More recently, on a gray Monday in late January, Ford Motor Co. acknowledged that it lost $1.6 billion on its North American automotive operations last year. The same day, Ford announced a sweeping restructuring plan called “The Way Forward.”

The downsizing plan calls for the closure of multiple assembly and parts plants, with an attendant loss of 25,000–30,000 jobs. When the plants are idled, Ford will operate 11 assembly plants, down from 18. The automaker says the plant closings will cut 1.2 million cars and trucks—fully 26% of current manufacturing capacity—from its production by 2008.

Only time will tell if this latest downsizing will be the one that turns around the company’s struggling North American operations. But, if the initial reactions from Wall Street analysts and union representatives are any indication, Ford’s going to have a tough row to hoe in selling the plan to two of its most important groups of stakeholders.

Predictably, the plan doesn’t go far enough for Wall Street. “They can’t close plants fast enough to keep up with their market share losses,’’ said one analyst. It’s doubtful the plan will have the desired effect on the company’s stock price.
The automaker also faces a battle with the United Auto Workers union over plant closings. Under Ford’s labor contract with the UAW, plants cannot be permanently closed; the company has said plants will be “idled’’ while it works out an agreement for permanent closures with the UAW.

Top union officials blame Ford management for their current predicament, saying the plant closings are the result of the failure of Ford’s senior management to stem market share losses. And, they indicated that next summer’s negotiations for a new labor contract may be long and difficult—no surprise, since thousands of union jobs may be on the line.
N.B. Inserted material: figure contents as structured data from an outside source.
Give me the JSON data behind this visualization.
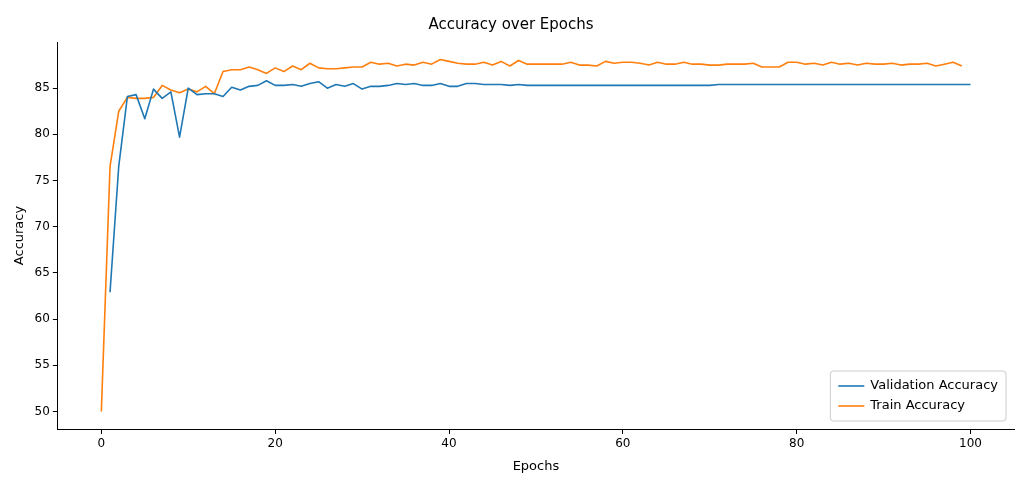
{
  "chart_data": {
    "type": "line",
    "title": "Accuracy over Epochs",
    "xlabel": "Epochs",
    "ylabel": "Accuracy",
    "xlim": [
      -5,
      105
    ],
    "xticks": [
      0,
      20,
      40,
      60,
      80,
      100
    ],
    "ylim": [
      48.1,
      90
    ],
    "yticks": [
      50,
      55,
      60,
      65,
      70,
      75,
      80,
      85
    ],
    "grid": false,
    "legend": "bottom right",
    "marker": "none",
    "line_style": "solid",
    "series": [
      {
        "name": "Validation Accuracy",
        "color": "#1f77b4",
        "x": [
          1,
          2,
          3,
          4,
          5,
          6,
          7,
          8,
          9,
          10,
          11,
          12,
          13,
          14,
          15,
          16,
          17,
          18,
          19,
          20,
          21,
          22,
          23,
          24,
          25,
          26,
          27,
          28,
          29,
          30,
          31,
          32,
          33,
          34,
          35,
          36,
          37,
          38,
          39,
          40,
          41,
          42,
          43,
          44,
          45,
          46,
          47,
          48,
          49,
          50,
          60,
          70,
          71,
          80,
          90,
          100
        ],
        "values": [
          62.9,
          76.5,
          84.1,
          84.3,
          81.7,
          84.9,
          83.9,
          84.6,
          79.7,
          85.0,
          84.3,
          84.4,
          84.4,
          84.1,
          85.1,
          84.8,
          85.2,
          85.3,
          85.8,
          85.3,
          85.3,
          85.4,
          85.2,
          85.5,
          85.7,
          85.0,
          85.4,
          85.2,
          85.5,
          84.9,
          85.2,
          85.2,
          85.3,
          85.5,
          85.4,
          85.5,
          85.3,
          85.3,
          85.5,
          85.2,
          85.2,
          85.5,
          85.5,
          85.4,
          85.4,
          85.4,
          85.3,
          85.4,
          85.3,
          85.3,
          85.3,
          85.3,
          85.4,
          85.4,
          85.4,
          85.4
        ]
      },
      {
        "name": "Train Accuracy",
        "color": "#ff7f0e",
        "x": [
          0,
          1,
          2,
          3,
          4,
          5,
          6,
          7,
          8,
          9,
          10,
          11,
          12,
          13,
          14,
          15,
          16,
          17,
          18,
          19,
          20,
          21,
          22,
          23,
          24,
          25,
          26,
          27,
          28,
          29,
          30,
          31,
          32,
          33,
          34,
          35,
          36,
          37,
          38,
          39,
          40,
          41,
          42,
          43,
          44,
          45,
          46,
          47,
          48,
          49,
          50,
          52,
          53,
          54,
          55,
          56,
          57,
          58,
          59,
          60,
          61,
          62,
          63,
          64,
          65,
          66,
          67,
          68,
          69,
          70,
          71,
          72,
          73,
          74,
          75,
          76,
          77,
          78,
          79,
          80,
          81,
          82,
          83,
          84,
          85,
          86,
          87,
          88,
          89,
          90,
          91,
          92,
          93,
          94,
          95,
          96,
          97,
          98,
          99
        ],
        "values": [
          50.0,
          76.5,
          82.5,
          84.0,
          83.9,
          83.9,
          84.0,
          85.3,
          84.8,
          84.5,
          84.9,
          84.6,
          85.2,
          84.4,
          86.8,
          87.0,
          87.0,
          87.3,
          87.0,
          86.6,
          87.2,
          86.8,
          87.4,
          87.0,
          87.7,
          87.2,
          87.1,
          87.1,
          87.2,
          87.3,
          87.3,
          87.8,
          87.6,
          87.7,
          87.4,
          87.6,
          87.5,
          87.8,
          87.6,
          88.1,
          87.9,
          87.7,
          87.6,
          87.6,
          87.8,
          87.5,
          87.9,
          87.4,
          88.0,
          87.6,
          87.6,
          87.6,
          87.6,
          87.8,
          87.5,
          87.5,
          87.4,
          87.9,
          87.7,
          87.8,
          87.8,
          87.7,
          87.5,
          87.8,
          87.6,
          87.6,
          87.8,
          87.6,
          87.6,
          87.5,
          87.5,
          87.6,
          87.6,
          87.6,
          87.7,
          87.3,
          87.3,
          87.3,
          87.8,
          87.8,
          87.6,
          87.7,
          87.5,
          87.8,
          87.6,
          87.7,
          87.5,
          87.7,
          87.6,
          87.6,
          87.7,
          87.5,
          87.6,
          87.6,
          87.7,
          87.4,
          87.6,
          87.8,
          87.4
        ]
      }
    ]
  }
}
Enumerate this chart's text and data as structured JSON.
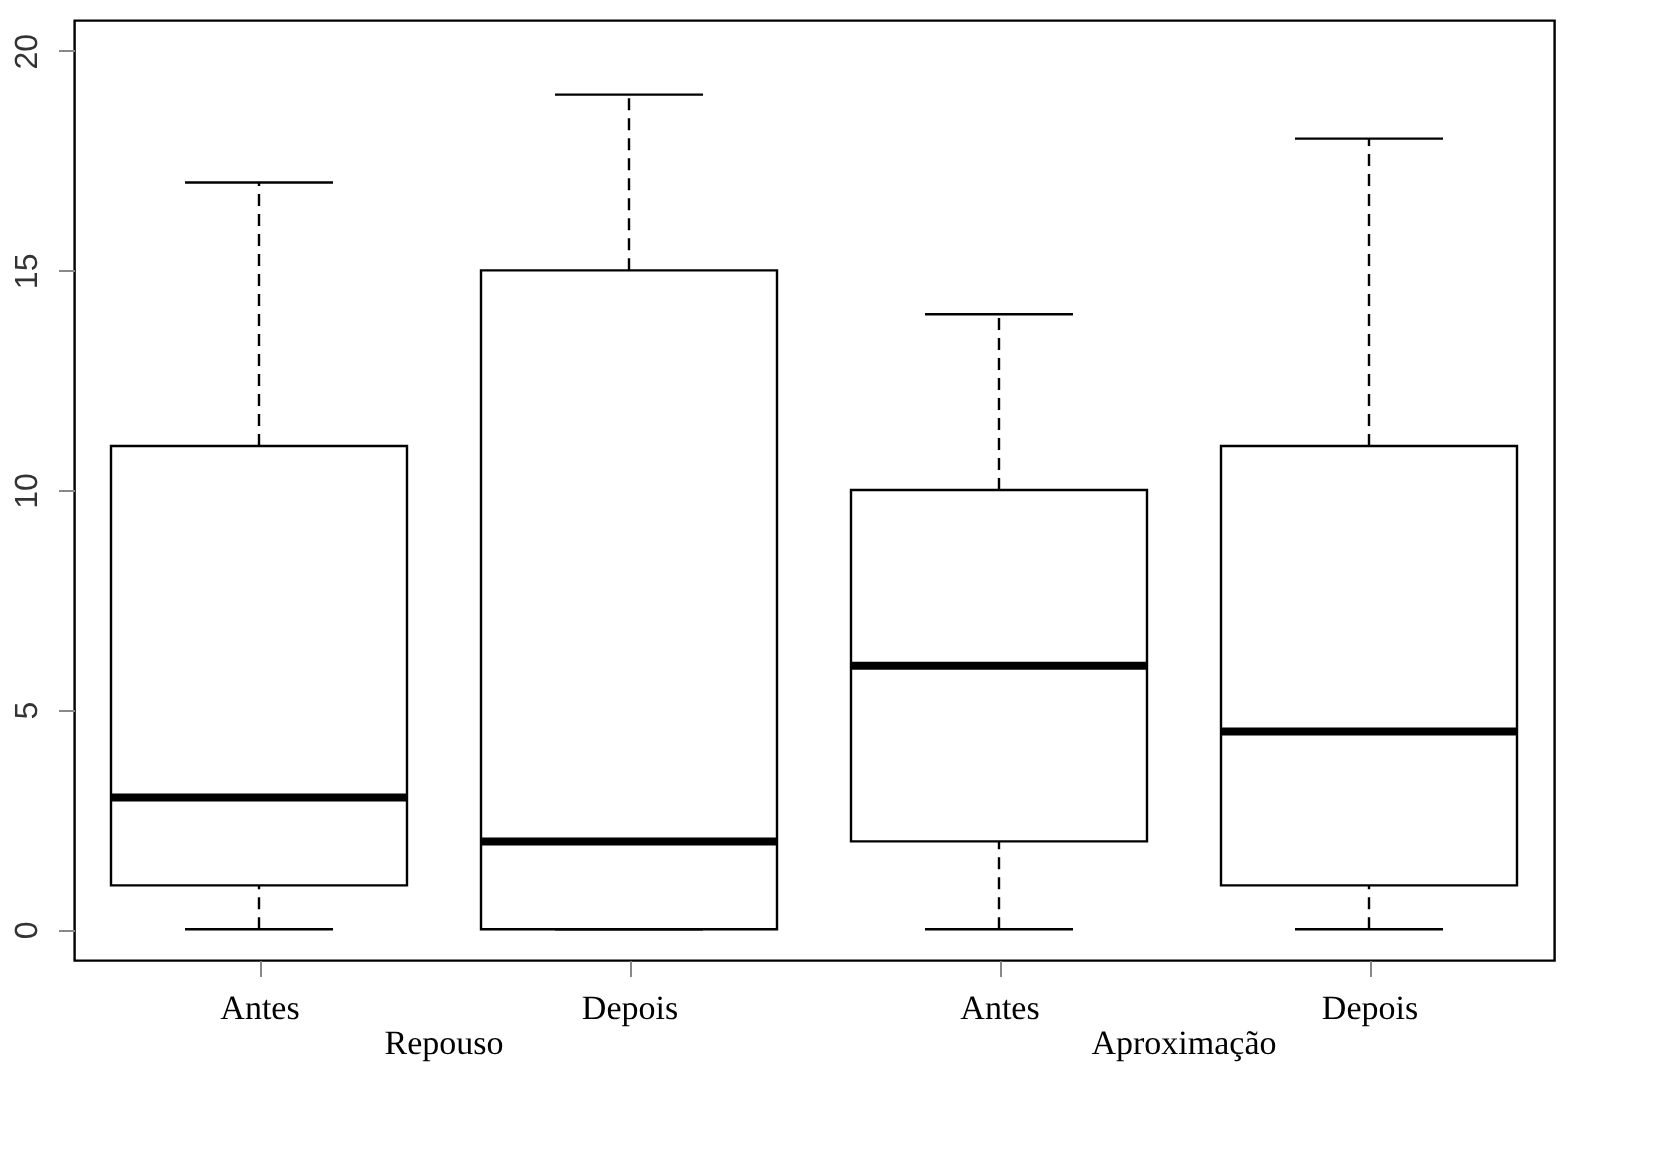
{
  "chart_data": {
    "type": "box",
    "categories": [
      "Antes",
      "Depois",
      "Antes",
      "Depois"
    ],
    "boxes": [
      {
        "low": 0,
        "q1": 1,
        "median": 3,
        "q3": 11,
        "high": 17
      },
      {
        "low": 0,
        "q1": 0,
        "median": 2,
        "q3": 15,
        "high": 19
      },
      {
        "low": 0,
        "q1": 2,
        "median": 6,
        "q3": 10,
        "high": 14
      },
      {
        "low": 0,
        "q1": 1,
        "median": 4.5,
        "q3": 11,
        "high": 18
      }
    ],
    "annotations": [
      "Repouso",
      "Aproximação"
    ],
    "ylim": [
      -0.7,
      20.7
    ],
    "yticks": [
      0,
      5,
      10,
      15,
      20
    ],
    "grid": false,
    "line_style": "dashed"
  }
}
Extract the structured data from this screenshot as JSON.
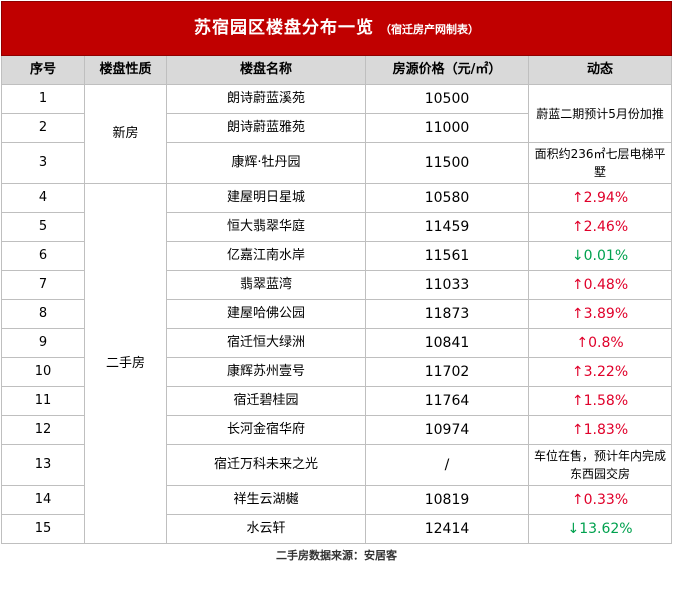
{
  "title": "苏宿园区楼盘分布一览",
  "subtitle": "（宿迁房产网制表）",
  "headers": [
    "序号",
    "楼盘性质",
    "楼盘名称",
    "房源价格（元/㎡）",
    "动态"
  ],
  "groups": {
    "new": "新房",
    "second": "二手房"
  },
  "rows": [
    {
      "idx": "1",
      "name": "朗诗蔚蓝溪苑",
      "price": "10500"
    },
    {
      "idx": "2",
      "name": "朗诗蔚蓝雅苑",
      "price": "11000"
    },
    {
      "idx": "3",
      "name": "康辉·牡丹园",
      "price": "11500",
      "trend": "面积约236㎡七层电梯平墅"
    },
    {
      "idx": "4",
      "name": "建屋明日星城",
      "price": "10580",
      "trend": "↑2.94%"
    },
    {
      "idx": "5",
      "name": "恒大翡翠华庭",
      "price": "11459",
      "trend": "↑2.46%"
    },
    {
      "idx": "6",
      "name": "亿嘉江南水岸",
      "price": "11561",
      "trend": "↓0.01%"
    },
    {
      "idx": "7",
      "name": "翡翠蓝湾",
      "price": "11033",
      "trend": "↑0.48%"
    },
    {
      "idx": "8",
      "name": "建屋哈佛公园",
      "price": "11873",
      "trend": "↑3.89%"
    },
    {
      "idx": "9",
      "name": "宿迁恒大绿洲",
      "price": "10841",
      "trend": "↑0.8%"
    },
    {
      "idx": "10",
      "name": "康辉苏州壹号",
      "price": "11702",
      "trend": "↑3.22%"
    },
    {
      "idx": "11",
      "name": "宿迁碧桂园",
      "price": "11764",
      "trend": "↑1.58%"
    },
    {
      "idx": "12",
      "name": "长河金宿华府",
      "price": "10974",
      "trend": "↑1.83%"
    },
    {
      "idx": "13",
      "name": "宿迁万科未来之光",
      "price": "/",
      "trend": "车位在售，预计年内完成东西园交房"
    },
    {
      "idx": "14",
      "name": "祥生云湖樾",
      "price": "10819",
      "trend": "↑0.33%"
    },
    {
      "idx": "15",
      "name": "水云轩",
      "price": "12414",
      "trend": "↓13.62%"
    }
  ],
  "trend_shared_1_2": "蔚蓝二期预计5月份加推",
  "footer": "二手房数据来源：安居客",
  "colors": {
    "title_bg": "#c00000",
    "header_bg": "#d9d9d9",
    "up": "#e0002a",
    "down": "#00a14e"
  }
}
It’s hard to believe that simply cutting more people and plants is going to make any significant impact on Ford’s problems. But any company as large as Ford must have its share of brilliant people. Somehow, managers need to revamp Ford’s organization to tap into all the brainpower at their disposal, from the line worker to the corporate
office.

In a company this size, that kind of culture change is going to be tough. But similar turnarounds have been accomplished before—for example, at a struggling Japanese automaker in the 1950s and 60s. Having learned to tap into the brainpower of its employees (and developed a few other manufacturing innovations), Toyota is now set to become the world’s largest automaker in the next year or two.